Selina had to be Catwoman. They were the same size and build. Their eyes were the same color. Their voice was the same and they shared many gestures and expressions. It was easier to believe that Selina and Catwoman were one and the same person than it was to believe there were two completely different people who had so much in common. Bonnie would keep Selina’s secret because secrets were mysterious and exciting and Selina was the most exciting, mysterious person Bonnie could imagine.
There were other reasons for keeping Selina’s secret—not the least of which was that neither Selina nor Catwoman had put in an appearance since the adventure in Eddie Lobb’s apartment. All weekend while she developed the film and made the prints, she had been distracted by day with the hope that a dark-haired woman in decrepit, thrift-shop clothes would knock on her door. By night, Bonnie listened for the sound of steel claws on the window glass.
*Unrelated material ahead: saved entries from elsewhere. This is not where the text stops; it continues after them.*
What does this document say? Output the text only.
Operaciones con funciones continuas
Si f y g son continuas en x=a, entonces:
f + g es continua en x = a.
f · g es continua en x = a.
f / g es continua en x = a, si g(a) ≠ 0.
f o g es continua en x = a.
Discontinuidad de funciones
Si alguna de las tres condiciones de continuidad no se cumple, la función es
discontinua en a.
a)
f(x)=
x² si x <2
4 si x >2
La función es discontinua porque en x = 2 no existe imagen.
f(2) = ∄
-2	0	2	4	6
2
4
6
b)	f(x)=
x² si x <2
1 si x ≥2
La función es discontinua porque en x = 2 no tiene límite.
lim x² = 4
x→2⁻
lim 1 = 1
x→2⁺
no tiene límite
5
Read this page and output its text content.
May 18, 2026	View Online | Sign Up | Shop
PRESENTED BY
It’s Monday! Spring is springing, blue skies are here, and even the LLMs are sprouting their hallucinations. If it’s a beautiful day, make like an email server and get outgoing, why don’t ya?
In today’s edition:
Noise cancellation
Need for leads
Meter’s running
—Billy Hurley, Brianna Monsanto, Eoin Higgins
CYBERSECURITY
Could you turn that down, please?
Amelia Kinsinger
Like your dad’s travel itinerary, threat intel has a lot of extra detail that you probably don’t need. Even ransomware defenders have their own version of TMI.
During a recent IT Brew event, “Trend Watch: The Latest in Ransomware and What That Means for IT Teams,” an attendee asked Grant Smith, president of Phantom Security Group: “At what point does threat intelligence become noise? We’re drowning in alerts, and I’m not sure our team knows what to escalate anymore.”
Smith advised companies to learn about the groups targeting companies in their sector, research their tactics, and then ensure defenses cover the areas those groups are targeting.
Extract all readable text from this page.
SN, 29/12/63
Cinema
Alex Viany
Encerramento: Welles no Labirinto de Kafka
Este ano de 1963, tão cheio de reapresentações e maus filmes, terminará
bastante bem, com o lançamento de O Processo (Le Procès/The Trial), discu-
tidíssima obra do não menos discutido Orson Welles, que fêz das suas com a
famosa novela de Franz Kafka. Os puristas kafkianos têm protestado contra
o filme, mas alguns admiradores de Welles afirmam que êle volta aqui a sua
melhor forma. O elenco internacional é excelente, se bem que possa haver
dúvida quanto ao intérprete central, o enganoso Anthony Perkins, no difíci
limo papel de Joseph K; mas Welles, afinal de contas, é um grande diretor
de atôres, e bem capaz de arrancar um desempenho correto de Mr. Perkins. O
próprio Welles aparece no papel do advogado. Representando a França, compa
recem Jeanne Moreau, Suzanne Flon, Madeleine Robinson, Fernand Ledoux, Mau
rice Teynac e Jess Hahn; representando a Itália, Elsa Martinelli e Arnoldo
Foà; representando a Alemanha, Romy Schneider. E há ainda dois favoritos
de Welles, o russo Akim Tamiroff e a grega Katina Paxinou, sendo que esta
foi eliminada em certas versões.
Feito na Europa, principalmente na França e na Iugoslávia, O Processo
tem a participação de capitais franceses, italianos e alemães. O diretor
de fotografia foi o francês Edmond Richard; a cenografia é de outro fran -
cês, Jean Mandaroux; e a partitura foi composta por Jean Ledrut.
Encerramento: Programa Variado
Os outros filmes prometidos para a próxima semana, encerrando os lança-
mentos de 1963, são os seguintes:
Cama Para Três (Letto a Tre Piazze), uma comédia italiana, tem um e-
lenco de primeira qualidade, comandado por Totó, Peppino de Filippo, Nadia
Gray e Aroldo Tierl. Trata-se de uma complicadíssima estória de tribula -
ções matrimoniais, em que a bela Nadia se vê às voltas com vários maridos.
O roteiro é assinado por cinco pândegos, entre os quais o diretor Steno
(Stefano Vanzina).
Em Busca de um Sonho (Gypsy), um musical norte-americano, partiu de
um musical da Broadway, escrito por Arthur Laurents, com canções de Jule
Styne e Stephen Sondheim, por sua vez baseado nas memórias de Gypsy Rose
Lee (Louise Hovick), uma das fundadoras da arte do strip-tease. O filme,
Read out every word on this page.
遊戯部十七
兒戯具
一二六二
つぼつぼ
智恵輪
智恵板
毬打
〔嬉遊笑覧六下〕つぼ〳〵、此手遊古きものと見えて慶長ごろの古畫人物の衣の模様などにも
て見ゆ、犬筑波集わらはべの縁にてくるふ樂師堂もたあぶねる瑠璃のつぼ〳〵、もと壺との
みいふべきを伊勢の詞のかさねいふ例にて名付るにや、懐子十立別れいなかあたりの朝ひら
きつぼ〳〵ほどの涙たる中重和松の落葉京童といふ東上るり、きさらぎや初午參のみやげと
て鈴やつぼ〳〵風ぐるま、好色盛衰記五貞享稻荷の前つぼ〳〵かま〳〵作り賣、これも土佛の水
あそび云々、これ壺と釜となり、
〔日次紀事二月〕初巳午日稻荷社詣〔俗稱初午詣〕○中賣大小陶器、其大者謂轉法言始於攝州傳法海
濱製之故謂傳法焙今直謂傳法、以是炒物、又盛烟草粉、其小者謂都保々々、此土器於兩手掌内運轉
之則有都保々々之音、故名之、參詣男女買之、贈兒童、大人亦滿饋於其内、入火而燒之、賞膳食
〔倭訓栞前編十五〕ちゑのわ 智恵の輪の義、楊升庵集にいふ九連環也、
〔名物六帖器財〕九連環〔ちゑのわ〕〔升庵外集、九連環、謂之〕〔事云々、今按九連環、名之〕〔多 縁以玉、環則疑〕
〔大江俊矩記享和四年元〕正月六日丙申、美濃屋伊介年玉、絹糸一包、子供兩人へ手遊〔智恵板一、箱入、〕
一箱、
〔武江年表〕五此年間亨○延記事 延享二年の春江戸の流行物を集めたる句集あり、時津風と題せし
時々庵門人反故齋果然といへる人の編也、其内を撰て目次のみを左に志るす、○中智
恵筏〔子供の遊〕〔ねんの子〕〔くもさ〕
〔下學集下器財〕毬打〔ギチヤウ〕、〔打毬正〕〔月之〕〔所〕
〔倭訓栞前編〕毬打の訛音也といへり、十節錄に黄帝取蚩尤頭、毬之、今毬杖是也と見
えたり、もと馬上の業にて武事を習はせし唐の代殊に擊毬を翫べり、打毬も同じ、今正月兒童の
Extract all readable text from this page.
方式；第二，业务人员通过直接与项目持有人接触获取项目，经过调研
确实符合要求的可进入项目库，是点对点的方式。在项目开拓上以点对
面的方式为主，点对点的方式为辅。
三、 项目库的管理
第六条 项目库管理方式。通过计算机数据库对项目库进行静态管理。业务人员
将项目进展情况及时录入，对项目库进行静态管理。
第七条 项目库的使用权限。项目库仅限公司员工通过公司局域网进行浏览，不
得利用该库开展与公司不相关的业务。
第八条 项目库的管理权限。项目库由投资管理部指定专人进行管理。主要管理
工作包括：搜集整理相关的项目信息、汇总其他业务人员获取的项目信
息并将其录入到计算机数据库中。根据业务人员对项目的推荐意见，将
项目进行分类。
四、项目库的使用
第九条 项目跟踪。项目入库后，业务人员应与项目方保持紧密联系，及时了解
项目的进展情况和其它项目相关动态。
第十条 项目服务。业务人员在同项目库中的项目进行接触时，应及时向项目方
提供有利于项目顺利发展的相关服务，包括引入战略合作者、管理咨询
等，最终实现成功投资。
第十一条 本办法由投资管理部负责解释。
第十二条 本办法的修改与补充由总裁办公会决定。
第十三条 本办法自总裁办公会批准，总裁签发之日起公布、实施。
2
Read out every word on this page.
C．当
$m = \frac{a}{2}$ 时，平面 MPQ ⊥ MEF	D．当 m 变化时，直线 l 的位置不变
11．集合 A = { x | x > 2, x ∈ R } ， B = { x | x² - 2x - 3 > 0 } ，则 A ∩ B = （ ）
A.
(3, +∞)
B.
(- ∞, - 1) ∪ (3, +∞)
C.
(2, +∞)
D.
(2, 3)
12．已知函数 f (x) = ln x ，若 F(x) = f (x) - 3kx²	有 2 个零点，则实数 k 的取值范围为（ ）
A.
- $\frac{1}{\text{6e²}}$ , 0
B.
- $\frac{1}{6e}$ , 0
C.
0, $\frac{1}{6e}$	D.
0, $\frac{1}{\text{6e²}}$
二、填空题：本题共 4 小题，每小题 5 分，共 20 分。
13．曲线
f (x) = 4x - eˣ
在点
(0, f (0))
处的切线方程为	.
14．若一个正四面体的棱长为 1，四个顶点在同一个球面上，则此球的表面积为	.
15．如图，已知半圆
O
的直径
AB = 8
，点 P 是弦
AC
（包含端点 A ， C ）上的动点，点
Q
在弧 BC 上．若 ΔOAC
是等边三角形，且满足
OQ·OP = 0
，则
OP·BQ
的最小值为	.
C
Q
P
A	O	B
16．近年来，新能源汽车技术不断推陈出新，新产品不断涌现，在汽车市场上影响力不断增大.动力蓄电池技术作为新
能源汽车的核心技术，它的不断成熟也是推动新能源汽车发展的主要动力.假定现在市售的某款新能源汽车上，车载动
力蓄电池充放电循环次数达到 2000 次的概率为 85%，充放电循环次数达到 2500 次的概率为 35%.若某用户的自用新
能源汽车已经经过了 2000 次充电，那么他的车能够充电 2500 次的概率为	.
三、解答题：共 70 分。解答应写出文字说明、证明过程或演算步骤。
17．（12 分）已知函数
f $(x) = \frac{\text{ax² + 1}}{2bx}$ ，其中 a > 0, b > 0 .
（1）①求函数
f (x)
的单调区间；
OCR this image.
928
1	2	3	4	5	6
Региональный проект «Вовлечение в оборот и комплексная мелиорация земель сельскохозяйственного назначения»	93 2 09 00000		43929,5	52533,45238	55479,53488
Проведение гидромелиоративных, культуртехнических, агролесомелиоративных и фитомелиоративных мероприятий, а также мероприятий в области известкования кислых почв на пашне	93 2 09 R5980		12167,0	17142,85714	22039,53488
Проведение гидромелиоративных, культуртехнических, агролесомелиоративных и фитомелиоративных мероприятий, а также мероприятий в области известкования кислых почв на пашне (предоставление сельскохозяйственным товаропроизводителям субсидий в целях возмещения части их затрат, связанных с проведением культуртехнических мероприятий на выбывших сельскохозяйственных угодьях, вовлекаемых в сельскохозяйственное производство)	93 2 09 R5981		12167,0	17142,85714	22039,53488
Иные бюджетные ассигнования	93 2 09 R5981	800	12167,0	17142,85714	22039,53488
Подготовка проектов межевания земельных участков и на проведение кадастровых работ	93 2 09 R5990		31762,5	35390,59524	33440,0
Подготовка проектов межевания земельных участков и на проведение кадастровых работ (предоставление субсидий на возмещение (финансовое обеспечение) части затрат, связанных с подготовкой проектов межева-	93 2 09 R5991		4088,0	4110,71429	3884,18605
Bonnie’s disappointment was a palpable weight in her stomach. She knew the world wasn’t a fairy tale. She regularly surrendered her illusions when the harsh light of reality revealed them to be fantasies. But she didn’t like doing it. She was prepared to accept that Selina would never show up again, just as she was already preparing herself to accept that Tim would hand her back the photos and his regrets that his old friend couldn’t do anything about Eddie Lobb. But they would be bitter pills to swallow, and she’d put it off as long as she could.
All day she waited for the director to appear with a big grin on his face, or for Selina to scowl into the security camera. The director left early, without saying a word. Everyone else left at five, and shortly after six Bonnie got ready to leave herself. Feeling as lonely and miserable as she’d felt since she’d waved good-bye to her parents, she gathered up her “Warriors”-emblazoned coffee thermos and ecologically correct reusable lunch sack and stowed them in a matching paper, refolded to expose the completed-in-ink crossword puzzle. The extra set of photographs—the set she’d hoped to give to Selina—had never gotten out of the bag.